Conflicting Realities at Visions du Réel

in 55th Visions du Réel Film Festival, Nyon

by Petra Meterc

The Visions du Réel festival has, since 1969, brought the sleepy town of Nyon on the shores of Lake Geneva to life for ten days each year, transforming it into a meeting point for voices from the global documentary film community. This year’s edition presented a selection of 165 films from as many as 50 countries, with around one hundred of them receiving their world premiere in Nyon. The festival is renowned for discovering new talents in documentary cinema, and many of the films screened here are debut works by young, promising directors. Films compete for awards in four main programme sections: the International Feature Film Competition, the Burning Lights Competition, the National Competition, and the Medium- and Short-Length Documentary Competition.

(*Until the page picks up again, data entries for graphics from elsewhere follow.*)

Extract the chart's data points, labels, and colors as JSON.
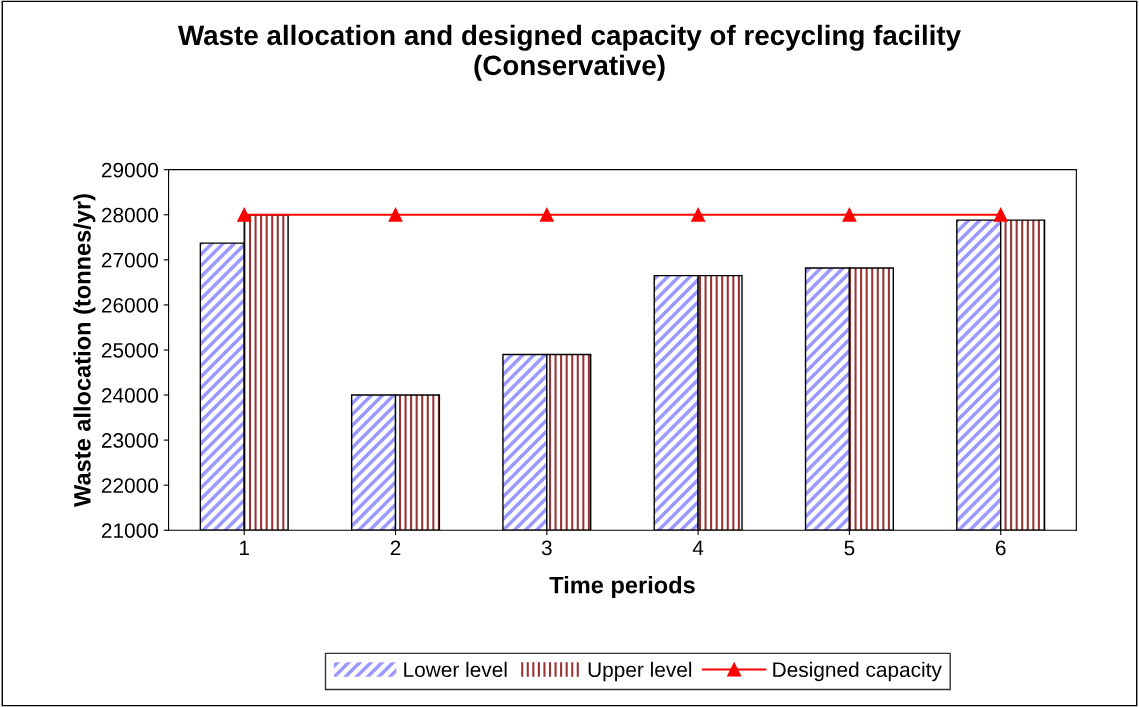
{
  "chart_data": {
    "type": "bar",
    "title": "Waste allocation and designed capacity of recycling facility\n(Conservative)",
    "xlabel": "Time periods",
    "ylabel": "Waste allocation (tonnes/yr)",
    "categories": [
      "1",
      "2",
      "3",
      "4",
      "5",
      "6"
    ],
    "series": [
      {
        "name": "Lower level",
        "color": "#9999ff",
        "values": [
          27370,
          24000,
          24900,
          26650,
          26820,
          27880
        ]
      },
      {
        "name": "Upper level",
        "color": "#993333",
        "values": [
          28000,
          24000,
          24900,
          26650,
          26820,
          27880
        ]
      },
      {
        "name": "Designed capacity",
        "type": "line",
        "color": "#ff0000",
        "marker": "triangle",
        "values": [
          28000,
          28000,
          28000,
          28000,
          28000,
          28000
        ]
      }
    ],
    "ylim": [
      21000,
      29000
    ],
    "yticks": [
      21000,
      22000,
      23000,
      24000,
      25000,
      26000,
      27000,
      28000,
      29000
    ],
    "grid": false,
    "legend": "bottom"
  }
}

This year’s programme was strongly marked by the theme of war and conflict, an unavoidable subject for documentary filmmaking in the current global context. In the main competition, My Memory Is Full of Ghosts (Thakerati Maleaa Bel Ashbah) by Anas Zawahri especially stood out. Zawahri, a Palestinian-born director living in Syria, conceived the film as a cinematic elegy dedicated to the Syrian city of Homs, which throughout the Syrian war was relentlessly targeted by opposing factions and has consequently become one of the cities most devastated by the conflict. Zawahri paints a portrait of a city suspended between a past decade that has profoundly shaped it and a future its inhabitants are no longer certain exists, even as they stubbornly remain and refuse to leave. Beneath the portrait of a city in ruins lie the stories of its residents, who, despite experiencing the almost unimaginable hardships of war, search for fragments of normality to cling to within a shattered reality.

In In Limbo (W zawieszeniu), by Ukrainian director Alina Maksimenko, we follow an intimate portrait of her parents, with whom the filmmaker seeks refuge in February 2022 when the Russian attack reaches Kyiv. Amid the not-so-distant echoes of bombs, the three of them try to maintain at least an approximation of everyday life. Maksimenko films a daily reality permeated by tension, a sense of entrapment, and an uncertain future. Her father Tolya feeds animals from the neighbourhood that were abandoned by their owners as they fled, while her mother Tatiana gives piano lessons over the phone whenever the mobile network allows it. The microcosm presented to the audience reveals individual responses to wartime conditions—whether through unusual, war-adapted ways of passing time or through a desperate and stubborn clinging to routine.

Also standing out in the international competition were Kamay by Shahrokh Bikaran and Ilyas Yourish, one of the very first films to focus on the historically persecuted Hazara minority in Afghanistan at the moment the Taliban return to power, as well as the debut feature We Are Inside (Nahnou Fil Dakhil) by Lebanese director Farah Kassem. The latter portrays the director’s attempt, during the final years of her father’s life, to find a shared language with him through Arabic poetry, to which he had been devoted all his life, while outside, on the streets, the unrest of the 2019 Lebanese uprisings unfolds.

In the Burning Lights programme section, dedicated to medium- and feature-length films that demonstrate the boldest and freshest cinematic approaches, significant attention was drawn by A Fidai Film by Kamal Aljafari, the renowned Palestinian visual artist. Constructed entirely from archival footage, the film brings together two strands: excerpts from films and photographs preserved in the Palestinian Research Center in Beirut until they were confiscated by the Israeli army during the 1982 invasion of southern Lebanon, and segments from old Israeli films, which the director weaves together with visual interventions. Through dynamic editing, the film breathes new life into the stolen material and cuts into the official Israeli narrative, portraying the violent history of Palestine from the era of British colonial interests in the region to the present day. In doing so, it creates what Aljafari himself describes as a cinematic sabotage of colonial power.

Also screened at Visions du Réel in Nyon was No Other Land by Basel Adra and Yuval Abraham, a film that received the award for Best Documentary at this year’s Berlinale but attracted even greater attention due to the conflicting reactions following the award ceremony, during which the directors spoke out about the situation in Gaza. Through its two directors, who are also the film’s main protagonists—one Palestinian and one Israeli—the film depicts Palestinian reality in the West Bank in all the absurdity of apartheid laws and pervasive violence. Undoubtedly one of the documentary films of the year, it stands out for its directness and for the exceptional creative commitment of its young filmmakers, as well as their unyielding determination to reveal what many would prefer to remain hidden from view.